Je ne connaissais personne; je finis par être invité chez M. Marais, avoué, rue Neuve, un vrai patriote. Il m'offrit mon couvert chez lui; il poursuivait un procès au nom de mon frère contre ma famille qui nous avait dépouillés d'un peu de biens du côté de notre mère. C'était le beau-père de M. Marais qui avait entamé le maudit procès qui dura dix-sept ans. Je ne l'appris qu'à mon arrivée de l'armée. Lorsque mon procès fut appelé, je me présentai au tribunal en grande tenue, et me posai là dans le plus profond silence. J'entendis mes adversaires déclamer et blasphémer contre moi. C'était terrible de me voir vilipender par l'avoué Chapotin. Je ne soufflais mot. Chapotin s'adressait ainsi au tribunal: «Le voilà, en me montrant, ce lion rugissant qui fait trembler ces malheureux par sa présence; je l'ai vu à Auxerre, il y a deux ans, faire la belle jambe le soir.»

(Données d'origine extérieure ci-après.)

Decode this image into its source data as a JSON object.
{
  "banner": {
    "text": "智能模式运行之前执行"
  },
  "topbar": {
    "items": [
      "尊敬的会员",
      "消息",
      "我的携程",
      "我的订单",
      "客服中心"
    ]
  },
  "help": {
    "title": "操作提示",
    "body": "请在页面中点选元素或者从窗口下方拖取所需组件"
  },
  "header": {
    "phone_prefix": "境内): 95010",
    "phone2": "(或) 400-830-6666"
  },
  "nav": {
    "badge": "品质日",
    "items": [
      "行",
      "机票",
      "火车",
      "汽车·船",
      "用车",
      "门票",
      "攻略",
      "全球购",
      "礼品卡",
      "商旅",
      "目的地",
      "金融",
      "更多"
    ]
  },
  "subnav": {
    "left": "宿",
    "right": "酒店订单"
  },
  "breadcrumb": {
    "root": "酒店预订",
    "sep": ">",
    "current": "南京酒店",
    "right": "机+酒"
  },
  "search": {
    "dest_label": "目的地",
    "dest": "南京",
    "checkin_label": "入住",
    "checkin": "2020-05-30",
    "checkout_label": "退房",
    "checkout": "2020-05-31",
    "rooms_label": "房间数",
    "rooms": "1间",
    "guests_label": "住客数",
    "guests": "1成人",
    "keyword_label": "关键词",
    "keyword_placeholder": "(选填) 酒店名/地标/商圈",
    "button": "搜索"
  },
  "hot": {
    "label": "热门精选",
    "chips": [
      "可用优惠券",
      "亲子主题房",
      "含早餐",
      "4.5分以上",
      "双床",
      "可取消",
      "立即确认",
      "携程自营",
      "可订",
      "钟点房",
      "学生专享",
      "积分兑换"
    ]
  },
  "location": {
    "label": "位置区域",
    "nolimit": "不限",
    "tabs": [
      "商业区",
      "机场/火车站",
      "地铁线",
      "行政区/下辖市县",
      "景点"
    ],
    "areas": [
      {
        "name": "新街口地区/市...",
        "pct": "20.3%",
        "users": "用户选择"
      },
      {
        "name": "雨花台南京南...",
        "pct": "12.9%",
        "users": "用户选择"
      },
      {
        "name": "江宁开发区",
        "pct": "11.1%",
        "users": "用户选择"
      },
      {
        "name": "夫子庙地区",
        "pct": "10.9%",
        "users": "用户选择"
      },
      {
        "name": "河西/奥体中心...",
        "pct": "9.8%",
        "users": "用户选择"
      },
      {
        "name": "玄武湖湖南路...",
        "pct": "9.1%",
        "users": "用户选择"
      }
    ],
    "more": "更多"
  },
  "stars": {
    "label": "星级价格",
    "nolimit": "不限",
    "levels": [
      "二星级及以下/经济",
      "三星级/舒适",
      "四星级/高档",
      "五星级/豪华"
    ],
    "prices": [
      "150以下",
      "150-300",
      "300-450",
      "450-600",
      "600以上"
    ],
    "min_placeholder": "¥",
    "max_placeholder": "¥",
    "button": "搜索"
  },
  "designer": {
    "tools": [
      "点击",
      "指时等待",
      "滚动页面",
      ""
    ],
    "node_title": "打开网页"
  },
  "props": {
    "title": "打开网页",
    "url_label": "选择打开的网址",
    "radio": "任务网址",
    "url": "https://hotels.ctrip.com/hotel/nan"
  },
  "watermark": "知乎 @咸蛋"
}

Heureusement, je me vengeais sur ma tabatière; je fourrais des prises de tabac dans mon gros nez, les unes sur les autres. Mais il était temps que Chapotin finisse; enfin, je repris mon sang-froid, je demandai la parole au président: «Je prie le tribunal de remettre ma cause à huitaine pour me justifier des calomnies de M. Chapotin par mes lettres de services.» Tout me fut accordé. Je rentrai chez moi; je pris de suite mes lettres de service avec brevets et certificats à l'appui.
À la huitaine, mon procès fut appelé; je portai tous mes papiers sur le bureau du président, et me retirai sans dire mot. Voyant tous ces papiers, il les examine; après les avoir compulsés, il en fit part à ses juges, et il interpella Chapotin: «Monsieur Chapotin, répondez. Étiez-vous à telle époque dans telle et telle ville?—Non, Monsieur le Président.—Eh bien, le capitaine Coignet y était; en voilà la preuve par ses lettres de service. Il était loin d'Auxerre à cette époque, il défendait sa patrie et vous l'avez injurié, vous lui devez des excuses, il vous a écouté avec un sang calme qui est d'un homme réfléchi.»
M. Chapotin vint me serrer les mains, me prit le bras en sortant du tribunal, il voulait m'emmener chez lui dîner; je le remerciai. Mon procès était interminable; il fallait que les pauvres plaideurs fussent ruinés avant de terminer; cependant dix-sept ans devaient être suffisants: «Jamais ce procès ne finira», me dit-on.
Je pars sur-le-champ pour Paris, et vais trouver le prince Cambacérès, pour lui conter que, durant que j'étais sous les drapeaux, l'on m'avait dépouillé d'un peu de bien provenant de ma mère et que ce procès durait depuis dix-sept ans: «Je ne suis plus ministre de la justice, dit-il, mais je vais vous donner une lettre pour celui qui me remplace. Vous la porterez.» Il dicta cette lettre et me la remit: «Allez, mon brave; votre procès sera terminé.»
Arrivé chez le ministre de la justice, je lui présente ma lettre; après lecture, il dit à son secrétaire: «Écrivez à M. Rémon, président, et à M. Latour, procureur du Roi. Allez, me dit-il, portez-leur ces lettres et justice vous sera rendue. À quel corps apparteniez-vous?—À l'état-major de l'Empereur.—Avez-vous été en Russie?—Oui, Monsieur le Ministre.—C'est bien, partez pour votre département.»